Gamelin sighed. “If we’re ever to teach them not to break our equipment, they need some equipment to practice on. You know that.”
“Then give her your scanner!”
“Not a chance.” Gamelin met the man’s glower without embarrassment, then seemed to relent. “But you can use mine this afternoon. I haven’t a prayer of getting to it myself. Meetings. Put it back when you’ve finished.”
“Eh.” Mollified, the man made off, with a grudging “Thanks!” tossed over his shoulder.
“Defend it from Julie!” Gamelin called after, which won a snigger as the man turned out of sight.
“Equipment wars,” sighed Gamelin, turning back to Jole. “Do you have them in your line?”
“Pretty much the same thing, yes,” allowed Jole, smiling.
“It will be worse next week, when the Escobaran invasion arrives.”
Jole blinked. “That sounds more like my patch. Shouldn’t I have had a memo?”
Gamelin was nonplussed for only a moment. “Oh!” he laughed. “Not in force.

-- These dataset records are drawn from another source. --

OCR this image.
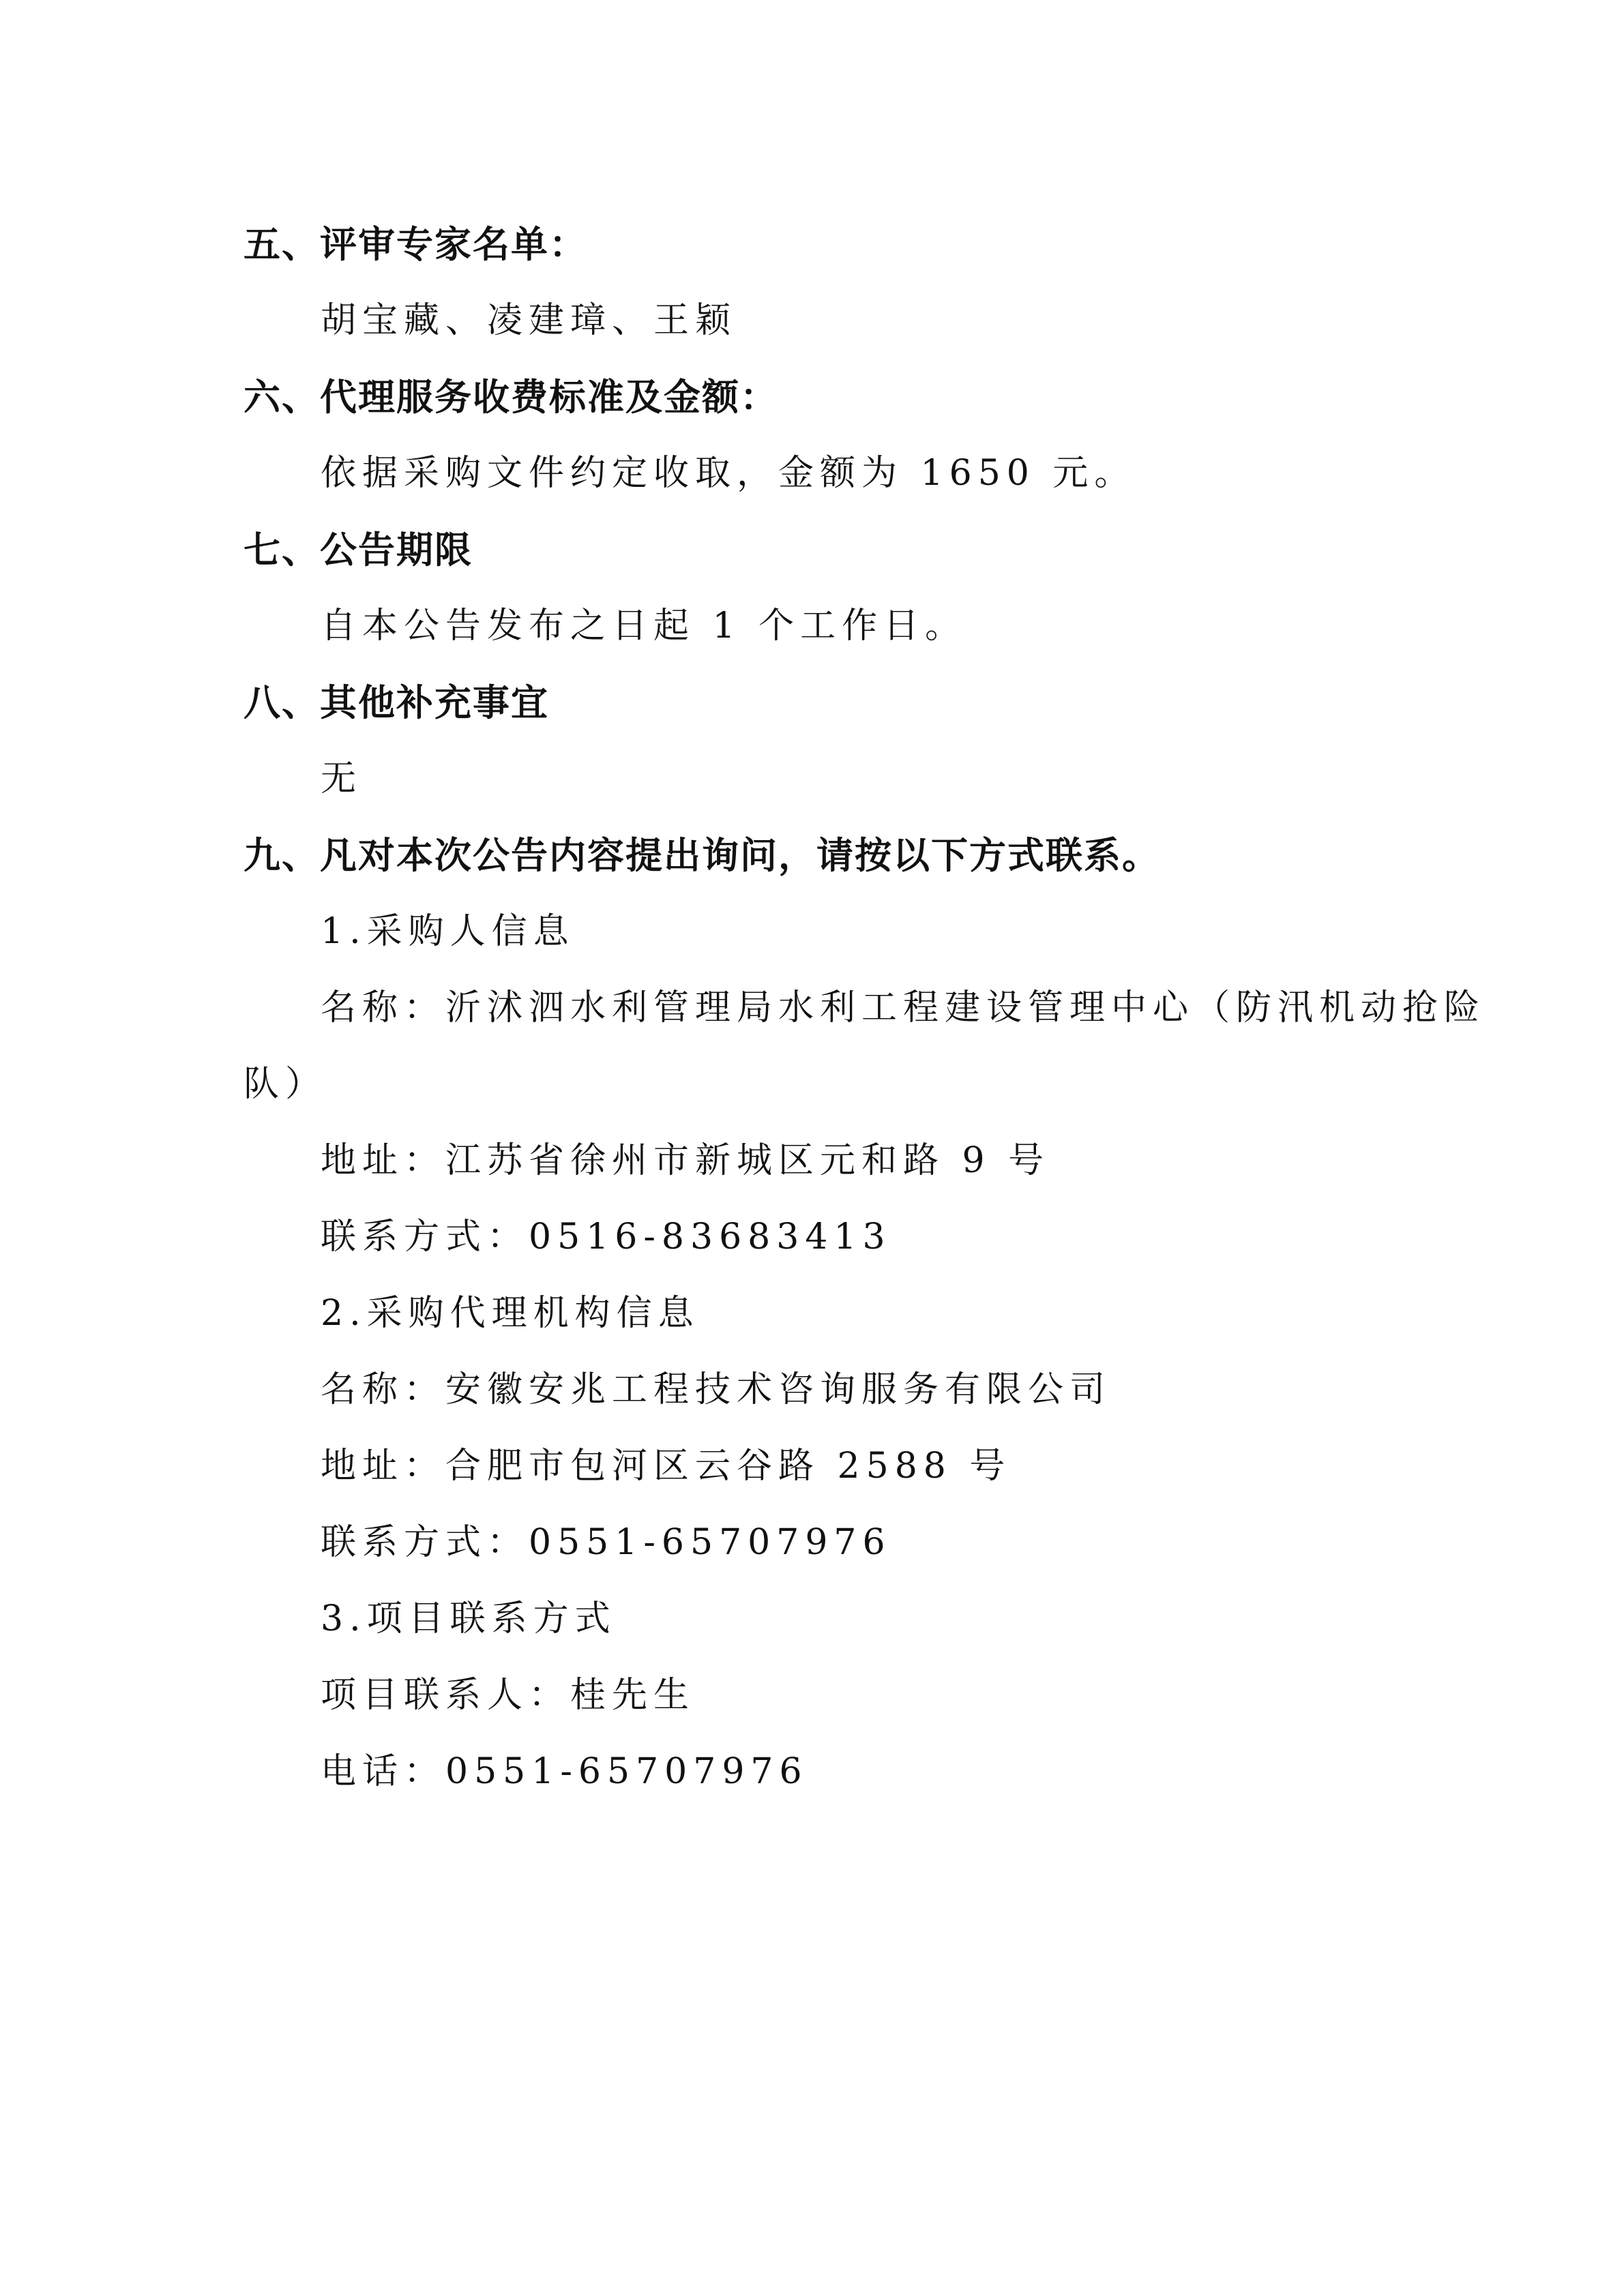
五、评审专家名单：
胡宝藏、凌建璋、王颖
六、代理服务收费标准及金额：
依据采购文件约定收取，金额为 1650 元。
七、公告期限
自本公告发布之日起 1 个工作日。
八、其他补充事宜
无
九、凡对本次公告内容提出询问，请按以下方式联系。
1.采购人信息
名称：沂沭泗水利管理局水利工程建设管理中心（防汛机动抢险
队）
地址：江苏省徐州市新城区元和路 9 号
联系方式：0516-83683413
2.采购代理机构信息
名称：安徽安兆工程技术咨询服务有限公司
地址：合肥市包河区云谷路 2588 号
联系方式：0551-65707976
3.项目联系方式
项目联系人：桂先生
电话：0551-65707976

The City University of Nuovo Valencia sends a party of grad students and related riffraff each year to do some work here. Which would be fine, but in order to save freight charges, they try as much as possible to equip themselves on this end. Makes for more-than-scientific competition.”
“And scientific jealousy?”
“Oh, hardly that!” said Gamelin fervently. “I’d welcome anyone.” He added after a moment of judicious thought, “Well, maybe not Cetagandans. Unless they brought their own equipment.” Another contemplative moment. “And left it. Like after their pullout from the Occupation. That could be all right.”